Since the covid-19 pandemic reached the United States in 2020, “most every hospital in the state” has faced similar problems, according to Bo Ryell, president and CEO of the Arkansas Hospital Association.

“All revenues have remained relatively flat,” Ryell said. “So they’re all facing those losses, and it’s a significant issue for Arkansas hospitals going forward. They’ve done a great job of reducing expenses, but inflation and a lack of revenue increases from Medicare, Medicaid or commercial insurance has created these losses.”

As for contract labor in the wake of covid surges, Ryell said “every hospital worked towards reducing [it] through travel nurses and travel health care personnel. That was a great way to reduce those expenses and that’s been a focus of every hospital is to reduce those as much as possible.”

Ryell said the association has worked to increase Medicaid's payments to hospitals, which he said haven't been increased “in a very long time.”
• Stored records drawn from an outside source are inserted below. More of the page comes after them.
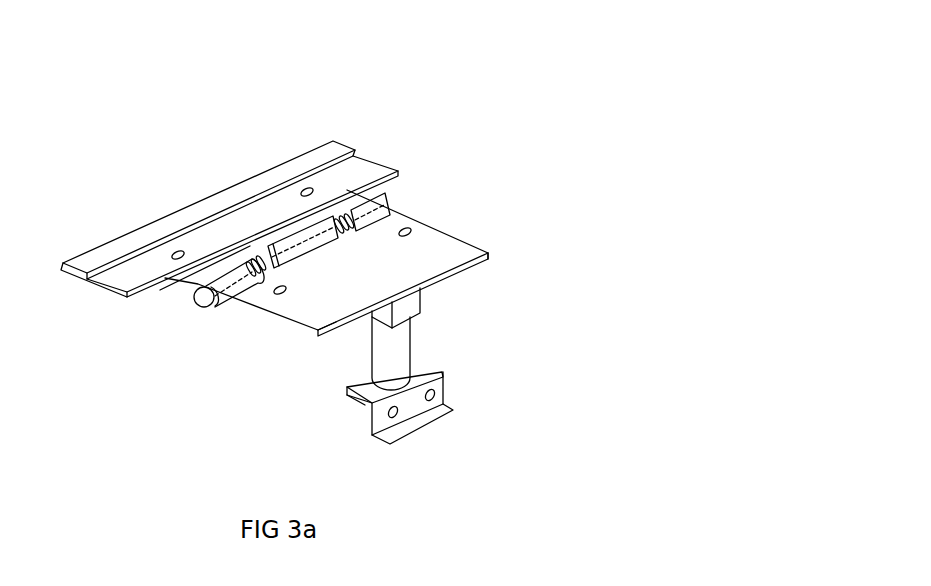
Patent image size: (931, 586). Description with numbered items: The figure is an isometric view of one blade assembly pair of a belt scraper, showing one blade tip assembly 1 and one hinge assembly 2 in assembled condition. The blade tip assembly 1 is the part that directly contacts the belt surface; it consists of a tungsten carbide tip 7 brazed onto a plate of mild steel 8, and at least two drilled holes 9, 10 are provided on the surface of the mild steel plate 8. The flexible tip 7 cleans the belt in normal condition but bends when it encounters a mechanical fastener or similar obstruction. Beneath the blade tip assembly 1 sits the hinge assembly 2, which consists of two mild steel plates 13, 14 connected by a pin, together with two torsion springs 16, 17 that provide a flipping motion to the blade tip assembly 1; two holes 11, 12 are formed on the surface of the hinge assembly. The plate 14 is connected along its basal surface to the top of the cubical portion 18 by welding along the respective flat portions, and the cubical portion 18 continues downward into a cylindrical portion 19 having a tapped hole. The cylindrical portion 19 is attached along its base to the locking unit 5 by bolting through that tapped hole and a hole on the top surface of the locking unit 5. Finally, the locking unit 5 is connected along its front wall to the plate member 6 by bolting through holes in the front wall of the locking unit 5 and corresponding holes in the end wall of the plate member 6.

The blade tip assembly 1 is at (235, 153).
The hinge assembly 2 is at (492, 288).
The locking unit 5 is at (360, 391).
The plate member 6 is at (413, 410).
The tungsten carbide tip 7 is at (333, 147).
The mild steel plate 8 is at (360, 165).
The drilled hole 9 is at (178, 258).
The drilled hole 10 is at (308, 190).
The hole 11 is at (279, 294).
The hole 12 is at (412, 233).
The mild steel plate 13 is at (400, 270).
The mild steel plate 14 is at (345, 327).
The torsion spring 16 is at (380, 218).
The torsion spring 17 is at (248, 274).
The cubical portion 18 is at (420, 315).
The cylindrical portion 19 is at (413, 350).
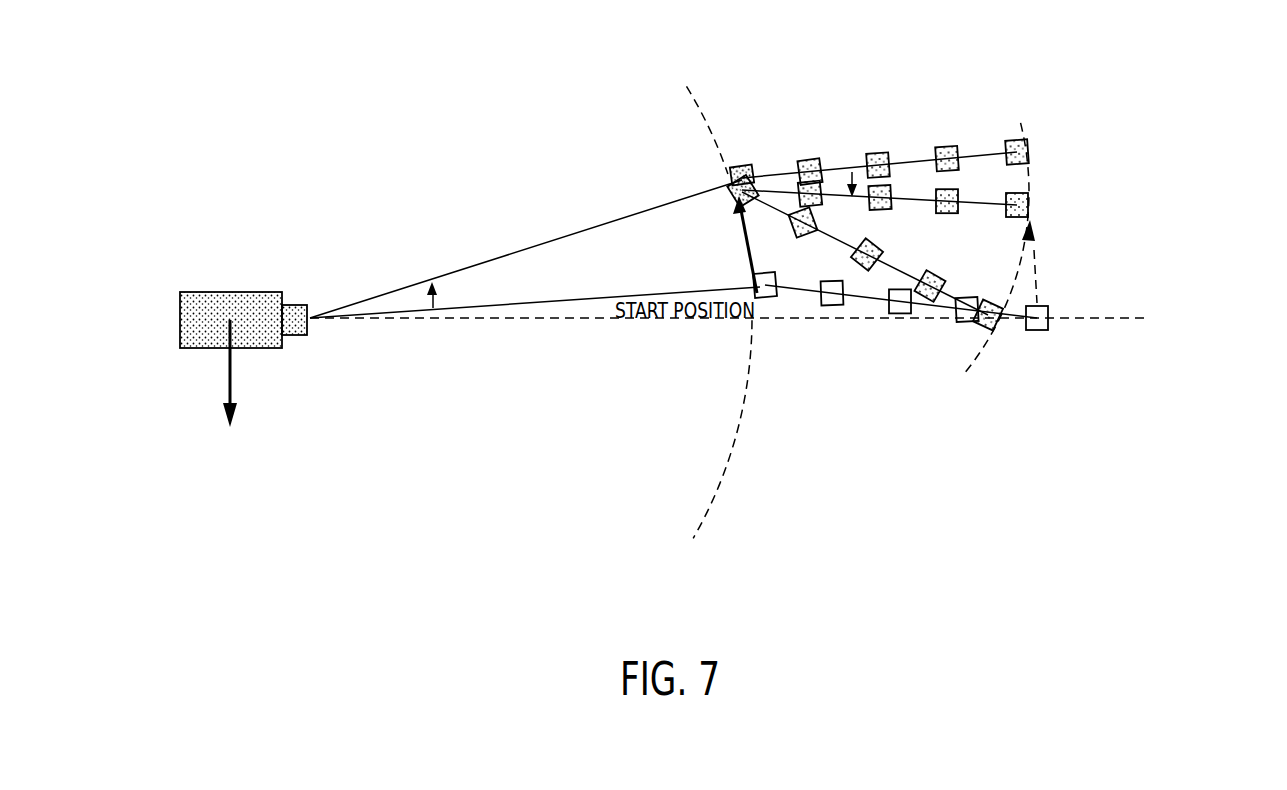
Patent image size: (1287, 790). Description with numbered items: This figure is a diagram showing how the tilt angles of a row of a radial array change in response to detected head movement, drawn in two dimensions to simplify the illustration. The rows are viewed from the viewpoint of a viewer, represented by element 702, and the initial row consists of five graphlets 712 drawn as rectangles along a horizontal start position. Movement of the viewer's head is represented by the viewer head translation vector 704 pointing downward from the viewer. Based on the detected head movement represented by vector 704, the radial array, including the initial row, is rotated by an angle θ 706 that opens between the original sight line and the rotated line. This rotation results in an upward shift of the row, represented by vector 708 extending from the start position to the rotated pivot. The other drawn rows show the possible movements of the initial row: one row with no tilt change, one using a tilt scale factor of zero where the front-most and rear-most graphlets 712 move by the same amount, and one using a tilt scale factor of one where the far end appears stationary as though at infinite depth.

The viewer 702 is at (240, 291).
The viewer head translation vector 704 is at (223, 382).
The angle θ 706 is at (437, 304).
The vector 708 is at (743, 232).
The graphlets 712 is at (826, 306).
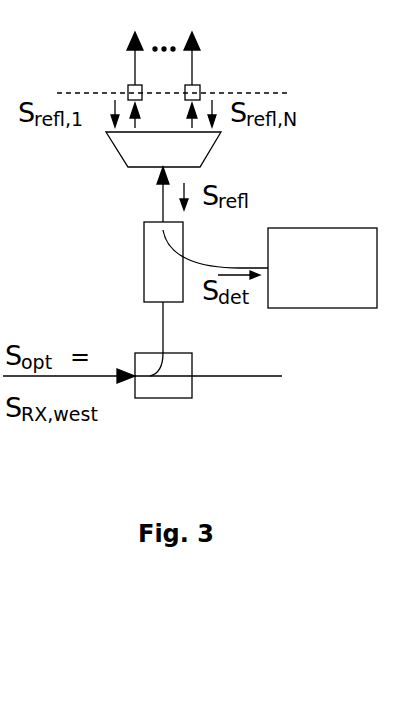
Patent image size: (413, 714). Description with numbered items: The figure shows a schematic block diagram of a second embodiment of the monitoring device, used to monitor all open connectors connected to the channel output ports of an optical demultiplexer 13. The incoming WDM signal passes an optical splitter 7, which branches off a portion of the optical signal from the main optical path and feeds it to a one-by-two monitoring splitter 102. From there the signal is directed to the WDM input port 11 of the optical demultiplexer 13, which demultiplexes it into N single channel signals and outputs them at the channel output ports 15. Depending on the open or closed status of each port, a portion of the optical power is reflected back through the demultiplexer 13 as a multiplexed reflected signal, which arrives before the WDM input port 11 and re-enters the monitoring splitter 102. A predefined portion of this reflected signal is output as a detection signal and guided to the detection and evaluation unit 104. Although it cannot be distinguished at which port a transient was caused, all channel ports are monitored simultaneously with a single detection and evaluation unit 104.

The channel output ports 15 is at (227, 70).
The optical demultiplexer 13 is at (190, 147).
The WDM input port 11 is at (160, 185).
The 1×2 monitoring splitter 102 is at (155, 263).
The detection and evaluation unit 104 is at (338, 300).
The optical splitter 7 is at (177, 392).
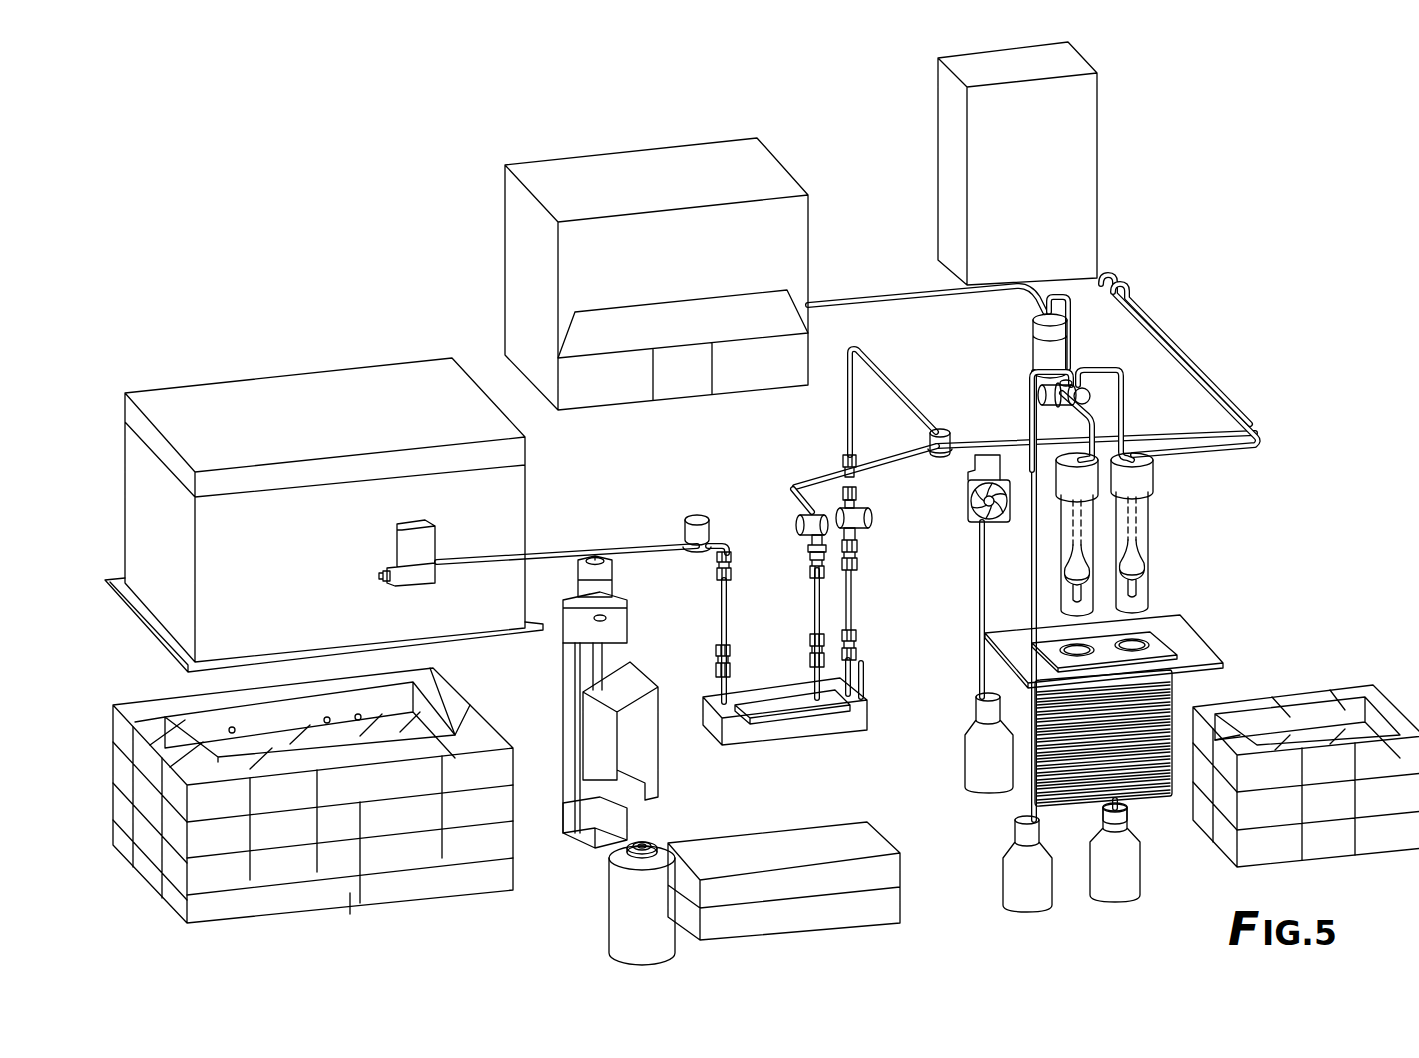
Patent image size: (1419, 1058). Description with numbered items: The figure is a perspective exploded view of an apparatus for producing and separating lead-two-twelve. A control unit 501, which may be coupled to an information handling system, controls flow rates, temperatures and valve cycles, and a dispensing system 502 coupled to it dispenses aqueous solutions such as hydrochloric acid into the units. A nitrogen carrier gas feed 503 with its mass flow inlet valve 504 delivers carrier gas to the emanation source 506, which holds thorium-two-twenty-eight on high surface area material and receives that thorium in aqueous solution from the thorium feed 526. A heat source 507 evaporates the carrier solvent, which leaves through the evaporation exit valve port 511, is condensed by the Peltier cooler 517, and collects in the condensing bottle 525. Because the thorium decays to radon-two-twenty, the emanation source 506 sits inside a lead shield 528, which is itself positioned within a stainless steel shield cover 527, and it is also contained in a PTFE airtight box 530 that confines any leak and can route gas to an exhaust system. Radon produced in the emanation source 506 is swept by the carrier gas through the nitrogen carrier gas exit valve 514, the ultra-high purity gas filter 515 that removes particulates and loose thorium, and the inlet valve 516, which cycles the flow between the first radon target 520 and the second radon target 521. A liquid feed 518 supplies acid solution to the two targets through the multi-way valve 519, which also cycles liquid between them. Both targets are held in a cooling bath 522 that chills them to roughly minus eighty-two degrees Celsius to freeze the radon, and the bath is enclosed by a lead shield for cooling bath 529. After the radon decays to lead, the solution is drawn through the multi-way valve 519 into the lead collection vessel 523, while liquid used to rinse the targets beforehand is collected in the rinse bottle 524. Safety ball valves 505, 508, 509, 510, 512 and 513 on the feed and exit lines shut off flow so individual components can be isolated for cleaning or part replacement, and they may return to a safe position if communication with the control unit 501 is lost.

The control unit 501 is at (522, 250).
The dispensing system 502 is at (1093, 95).
The N2 carrier gas feed 503 is at (430, 547).
The mass flow inlet valve 504 is at (685, 527).
The safety ball valve 505 is at (703, 572).
The emanation source 506 is at (778, 717).
The heat source 507 is at (777, 750).
The safety ball valve 508 is at (803, 645).
The safety ball valve 509 is at (807, 558).
The safety ball valve 510 is at (707, 655).
The evaporation exit valve port 511 is at (793, 537).
The safety ball valve 512 is at (833, 672).
The safety ball valve 513 is at (867, 567).
The N2 carrier gas exit valve 514 is at (860, 512).
The ultra-high purity gas filter 515 is at (837, 492).
The inlet valve 516 is at (953, 430).
The Peltier cooler 517 is at (965, 512).
The liquid feed 518 is at (1033, 367).
The multi-way valve 519 is at (1047, 410).
The Rn-220 target 520 is at (1095, 523).
The Rn-220 target 521 is at (1147, 560).
The cooling bath 522 is at (1177, 698).
The Pb-212 collection vessel 523 is at (1102, 883).
The rinse bottle 524 is at (1018, 895).
The condensing bottle 525 is at (983, 773).
The Th-228 feed 526 is at (642, 742).
The stainless steel shield cover 527 is at (240, 415).
The lead shield 528 is at (382, 860).
The lead shield for cooling bath 529 is at (1322, 812).
The PTFE airtight box 530 is at (813, 907).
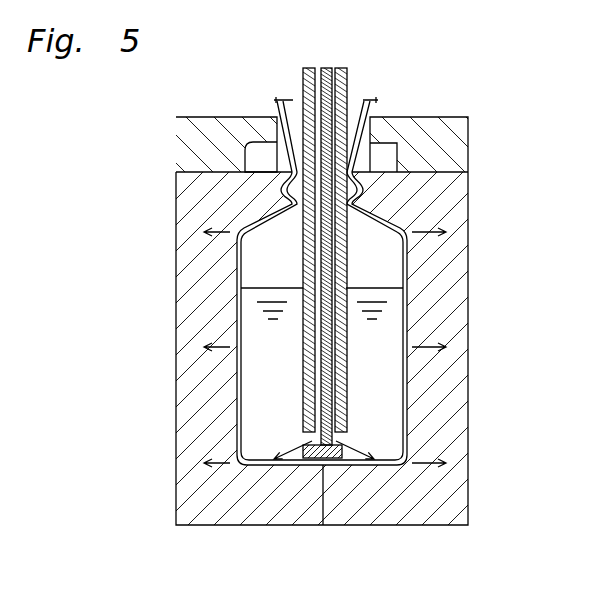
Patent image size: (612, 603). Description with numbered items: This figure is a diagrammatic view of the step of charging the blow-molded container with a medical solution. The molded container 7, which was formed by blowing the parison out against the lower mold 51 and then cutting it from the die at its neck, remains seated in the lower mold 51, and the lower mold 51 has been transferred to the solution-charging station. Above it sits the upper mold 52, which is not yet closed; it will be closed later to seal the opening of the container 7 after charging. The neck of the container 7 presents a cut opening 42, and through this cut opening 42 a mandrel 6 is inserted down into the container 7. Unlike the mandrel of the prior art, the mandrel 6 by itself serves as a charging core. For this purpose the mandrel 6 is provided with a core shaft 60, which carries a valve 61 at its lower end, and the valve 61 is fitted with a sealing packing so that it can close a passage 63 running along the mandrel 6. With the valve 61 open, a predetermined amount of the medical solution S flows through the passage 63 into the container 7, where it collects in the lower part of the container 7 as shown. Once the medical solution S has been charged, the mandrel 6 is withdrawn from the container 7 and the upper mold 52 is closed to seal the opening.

The mandrel 6 is at (348, 72).
The cut opening 42 is at (374, 103).
The upper mold 52 is at (470, 148).
The passage 63 is at (305, 265).
The molded container 7 is at (410, 283).
The core shaft 60 is at (325, 337).
The medical solution S is at (265, 363).
The lower mold 51 is at (468, 413).
The valve 61 is at (318, 450).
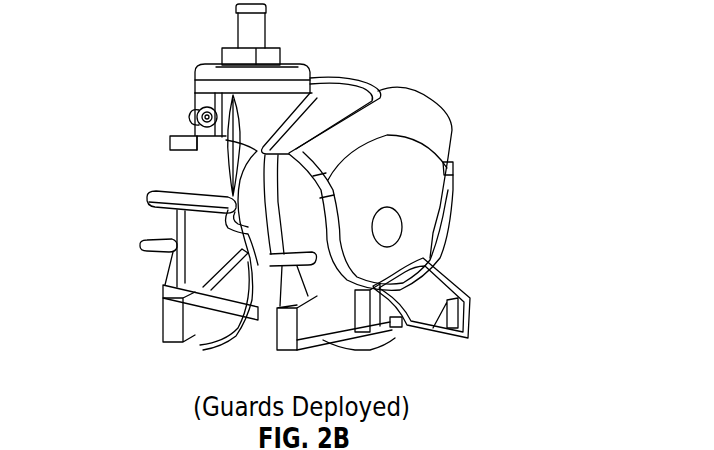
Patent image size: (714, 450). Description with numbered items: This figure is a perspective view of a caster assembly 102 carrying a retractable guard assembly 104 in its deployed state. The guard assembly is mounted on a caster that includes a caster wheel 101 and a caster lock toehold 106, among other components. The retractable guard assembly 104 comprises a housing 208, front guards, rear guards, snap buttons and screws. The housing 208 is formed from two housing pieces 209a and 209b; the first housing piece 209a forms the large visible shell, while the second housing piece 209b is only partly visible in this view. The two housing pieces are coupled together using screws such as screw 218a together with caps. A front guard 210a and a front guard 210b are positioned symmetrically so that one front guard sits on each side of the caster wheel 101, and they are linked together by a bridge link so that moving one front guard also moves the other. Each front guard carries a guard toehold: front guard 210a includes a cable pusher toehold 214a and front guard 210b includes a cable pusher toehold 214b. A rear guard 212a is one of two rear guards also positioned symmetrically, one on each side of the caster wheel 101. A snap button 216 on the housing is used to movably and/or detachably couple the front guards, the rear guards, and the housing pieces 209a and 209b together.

The caster wheel 101 is at (457, 223).
The caster assembly 102 is at (523, 34).
The retractable guard assembly 104 is at (183, 52).
The caster lock toehold 106 is at (150, 194).
The housing 208 is at (356, 81).
The housing piece 209a is at (420, 105).
The housing piece 209b is at (186, 130).
The front guard 210a is at (273, 340).
The front guard 210b is at (168, 320).
The rear guard 212a is at (468, 317).
The cable pusher toehold 214a is at (207, 330).
The cable pusher toehold 214b is at (140, 245).
The snap button 216 is at (386, 206).
The screw 218a is at (190, 106).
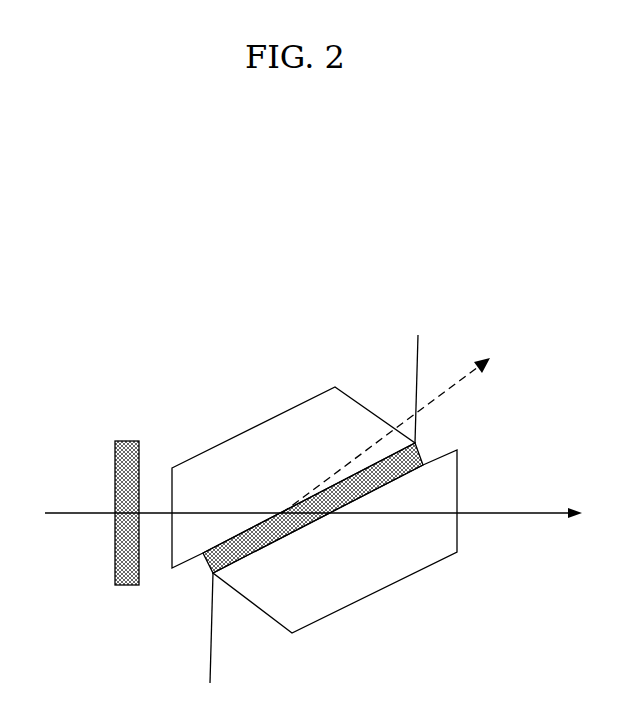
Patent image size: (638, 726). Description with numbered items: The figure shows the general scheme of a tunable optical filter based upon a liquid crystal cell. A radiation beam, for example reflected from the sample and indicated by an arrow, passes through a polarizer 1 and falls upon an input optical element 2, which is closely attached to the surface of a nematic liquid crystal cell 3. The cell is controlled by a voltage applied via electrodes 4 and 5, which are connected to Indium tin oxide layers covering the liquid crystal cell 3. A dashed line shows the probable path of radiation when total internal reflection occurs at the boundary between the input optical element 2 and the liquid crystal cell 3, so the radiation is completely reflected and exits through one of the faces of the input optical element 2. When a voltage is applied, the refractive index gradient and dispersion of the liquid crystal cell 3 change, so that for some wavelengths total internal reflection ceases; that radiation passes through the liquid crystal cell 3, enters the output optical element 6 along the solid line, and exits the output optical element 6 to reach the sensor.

The polarizer 1 is at (127, 446).
The input optical element 2 is at (277, 417).
The nematic liquid crystal cell 3 is at (383, 460).
The electrode 4 is at (418, 355).
The electrode 5 is at (212, 656).
The output optical element 6 is at (383, 575).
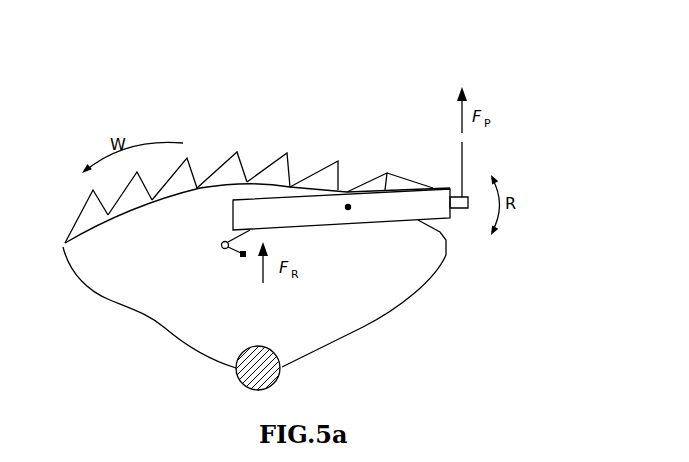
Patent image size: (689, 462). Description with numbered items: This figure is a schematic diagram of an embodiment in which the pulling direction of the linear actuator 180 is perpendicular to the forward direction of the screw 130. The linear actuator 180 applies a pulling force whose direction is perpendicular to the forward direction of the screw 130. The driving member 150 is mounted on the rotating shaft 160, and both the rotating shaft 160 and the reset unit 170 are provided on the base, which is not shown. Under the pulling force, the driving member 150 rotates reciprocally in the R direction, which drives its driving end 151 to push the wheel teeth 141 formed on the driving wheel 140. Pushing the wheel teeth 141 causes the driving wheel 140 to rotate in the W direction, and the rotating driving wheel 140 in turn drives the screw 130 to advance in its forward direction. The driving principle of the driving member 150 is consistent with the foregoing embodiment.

In addition, more than 82,000 Arkansans lost their Medicaid coverage in July. That included 39,967 Arkansans whose coverage had been extended previously because of special eligibility rules during the federal covid-19 public health emergency, and 42,312 others whose coverage was discontinued as part of normal operations, according to the Arkansas Department of Human Services.

The figures reflect the fourth month of Medicaid eligibility redeterminations after the end of the continuous coverage requirement that was in effect during the public health emergency.

Ryell said the American Hospital Association has also worked to implement increases in Medicare payments nationwide.

“But individually, you’ve seen negotiations between hospital and commercial insurers, such as United, to try to bring revenue back up to market levels in comparison with other hospitals or other states,” Ryell said.

Information for this article was contributed by Tony Holt of the Arkansas Democrat-Gazette.